Dokumentarfilm „Der atmende Gott - Eine Reise zum Ursprung des modernen Yoga“
Am 5. Januar 2012 startete mit „Der atmende Gott“ (Deutschland 2011) in deutschen Kinos ein Dokumentarfilm „für die weltweite Yoga-Gemeinde und alle philosophisch Interessierten“ von Jan Schmidt-Garre, der sich bisher vor allem mit den Sujets Theater, Oper und Tanz befasst hat. Der Regisseur macht sich mit diesem Film aus persönlicher Neugier – er hatte seine Frau zur Yogastunde begleitet, war darüber selbst zum Yoga Übenden geworden und wollte nun etwas über die Hintergründe erfahren – in einer fünfjährigen Drehzeit auf die Suche nach den Ursprüngen des modernen Yoga. Ist Yoga Religion, Gymnastik, alter Ritus? Wie entstand es? Woher kommen die vielen „Asanas“ (Körperhaltungen)?

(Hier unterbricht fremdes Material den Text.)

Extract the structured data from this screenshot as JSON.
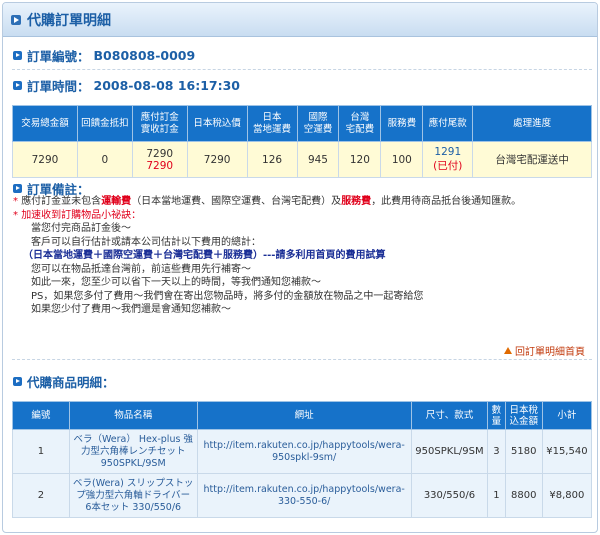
{
  "window": {
    "title": "代購訂單明細"
  },
  "order": {
    "number_label": "訂單編號：",
    "number_value": "B080808-0009",
    "time_label": "訂單時間：",
    "time_value": "2008-08-08 16:17:30"
  },
  "summary_table": {
    "headers": [
      "交易總金額",
      "回饋金抵扣",
      "應付訂金\n實收訂金",
      "日本稅込價",
      "日本\n當地運費",
      "國際\n空運費",
      "台灣\n宅配費",
      "服務費",
      "應付尾款",
      "處理進度"
    ],
    "row": {
      "total": "7290",
      "rebate": "0",
      "deposit_due": "7290",
      "deposit_paid": "7290",
      "jp_price": "7290",
      "jp_shipping": "126",
      "intl_air": "945",
      "tw_delivery": "120",
      "service_fee": "100",
      "balance": "1291",
      "balance_status": "(已付)",
      "progress": "台灣宅配運送中"
    }
  },
  "notes": {
    "heading": "訂單備註：",
    "line1_a": "應付訂金並未包含",
    "line1_b": "運輸費",
    "line1_c": "（日本當地運費、國際空運費、台灣宅配費）及",
    "line1_d": "服務費",
    "line1_e": "，此費用待商品抵台後通知匯款。",
    "tip_heading": "加速收到訂購物品小祕訣：",
    "tip1": "當您付完商品訂金後～",
    "tip2": "客戶可以自行估計或請本公司估計以下費用的總計：",
    "tip3": "（日本當地運費＋國際空運費＋台灣宅配費＋服務費）---請多利用首頁的費用試算",
    "tip4": "您可以在物品抵達台灣前，前這些費用先行補寄～",
    "tip5": "如此一來，您至少可以省下一天以上的時間，等我們通知您補款～",
    "tip6": "PS，如果您多付了費用～我們會在寄出您物品時，將多付的金額放在物品之中一起寄給您",
    "tip7": "如果您少付了費用～我們還是會通知您補款～"
  },
  "back_link": {
    "label": "回訂單明細首頁"
  },
  "items_section": {
    "heading": "代購商品明細：",
    "headers": [
      "編號",
      "物品名稱",
      "網址",
      "尺寸、款式",
      "數\n量",
      "日本稅\n込金額",
      "小計"
    ],
    "rows": [
      {
        "no": "1",
        "name": "ベラ（Wera） Hex-plus 強力型六角棒レンチセット 950SPKL/9SM",
        "url": "http://item.rakuten.co.jp/happytools/wera-950spkl-9sm/",
        "spec": "950SPKL/9SM",
        "qty": "3",
        "price": "5180",
        "subtotal": "¥15,540"
      },
      {
        "no": "2",
        "name": "ベラ(Wera) スリップストップ強力型六角軸ドライバー 6本セット 330/550/6",
        "url": "http://item.rakuten.co.jp/happytools/wera-330-550-6/",
        "spec": "330/550/6",
        "qty": "1",
        "price": "8800",
        "subtotal": "¥8,800"
      }
    ]
  },
  "colors": {
    "header_blue": "#1672c9",
    "title_blue": "#1c5fa6",
    "alert_red": "#e0001b",
    "row_yellow": "#fffbd6"
  },
  "icons": {
    "title": "arrow-right-icon",
    "section": "arrow-right-icon",
    "back": "triangle-up-icon"
  }
}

Im Gegensatz zu der üblichen Betonung der Jahrtausende alten Tradition des indischen Yoga, der auf die Bhagavadgita und Patanjali zurückgeht, zeigt Schmidt-Garre gerade jene Traditionslinie, die im 20. Jahrhundert den Hatha-Yoga in adaptierter Gestalt im Westen so erfolgreich machte – nach Angaben des Berufsverbandes der Yogalehrenden in Deutschland (BDY) gab es in Deutschland 2006 drei Millionen Yogapraktizierende. Dabei stößt er auf Tirumalai Krishnamacharya (1890-1989), Gründer der ersten modernen Yogaschule in Mysore und seine beiden Meisterschüler Pattabhi Jois, der während der Dreharbeiten starb, und B.K.S. Iyengar, den der amerikanische Geiger Yehudi Menuhin 1952 aus Poona in den Westen brachte, womit er eine erste große Welle westlicher Yogabegeisterung auslöste. Auf die Tradition Iyengars berufen sich derzeit in Deutschland und Österreich etwa 280 Yogalehrer und fünf Ausbildungszentren. Angesichts von über 10 000 Yogalehrern in Deutschland geht es hier also um eine eher kleine Tradition.

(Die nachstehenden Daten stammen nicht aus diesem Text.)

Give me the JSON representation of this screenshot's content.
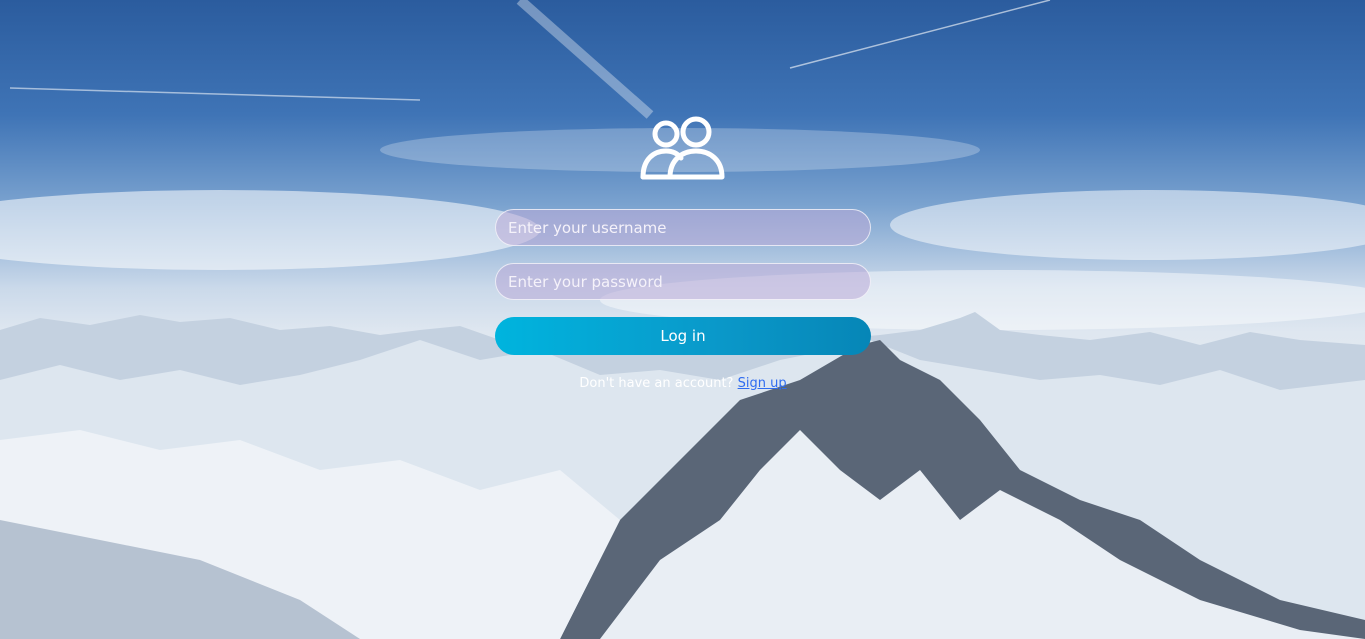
{
  "login": {
    "avatar_icon": "users-icon",
    "username_placeholder": "Enter your username",
    "password_placeholder": "Enter your password",
    "login_label": "Log in",
    "signup_prompt": "Don't have an account?",
    "signup_link": "Sign up"
  },
  "colors": {
    "button_start": "#00b4de",
    "button_end": "#0686b7",
    "link": "#2f6cf0"
  }
}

Für das Auge des heutigen Zeitgenossen ist der Film infolge seiner langsamen Erzählweise zunächst gewöhnungsbedürftig, besticht aber durch das ausführliche Zu-Wort-Kommen der Schüler und Kinder Krishnamacharyas, die zum Teil bis heute, an die 90 Jahre alt, als Yogalehrer arbeiten. Dabei zeichnet Schmidt-Garre, obgleich selbst ein überzeugter Anhänger, mit seiner geduldig zusehenden und -hörenden Kamera ein nüchternes, auch unbekannte, gewöhnungsbedürftige Aspekte nicht aussparendes Bild des Yoga. Gezeigt werden zum Beispiel zeitgenössische Filmaufnahmen der damals üblichen öffentlichen Bühnenvorführungen von Yoga. Bei diesen präsentiert Krishnamacharya seine Schüler mit unglaublichen akrobatischen Körperübungen vor dem Maharadscha in Mysore – in einem Ambiente, das eher an einen Privatzirkus als an Meditation erinnert und sich damals auch geringer öffentlicher Wertschätzung erfreute: „Nur für Bescheuerte und Verklemmte,“ wie sich einer der Protagonisten bitter erinnert.
Bei der Gelegenheit wird auch nicht verschwiegen, dass der Maharadscha deswegen eine Yogaschule für Kirshnamacharya baute und ihren Betrieb finanzierte, weil er sich von dem physisch extrem anspruchsvollen Übungsprogramm gute Soldaten erwartete. Und aus dem Munde eines Schülers erfahren wir, dass nicht nur die Yogaübungen selbst schmerzhaft waren, sondern bisweilen auch die Maulschellen „wie aus Gusseisen“, die Krishnamacharya austeilte und von denen sich erwachsene Schüler drei Tage lang erholen mussten. So kommen auch Seiten zur Sprache, die sich eher sperrig zum Bild des Yoga verhalten dürften, das unter westlichen Übenden vorherrscht.
Der Film kann zwar am Ende seine eigene Frage nach dem Ursprung der Asanas, die den roten Faden bildet, nicht beantworten, schließt aber mit der Einsicht: „Die Asanas sind Dehnübungen. Erst durch Atmung und Konzentration werden sie zu Yoga.“ Dabei wird auf den durch und durch religiösen Hintergrund des originalen Yoga hingewiesen, doch äußert der Regisseur im Interview die Ansicht, dass Yoga auch mit dem rechten Atem und der rechten Konzentration (samadhi, ein Bewusstseinszustand der Versenkung oder Verschmelzung) keine religiöse Praxis sei.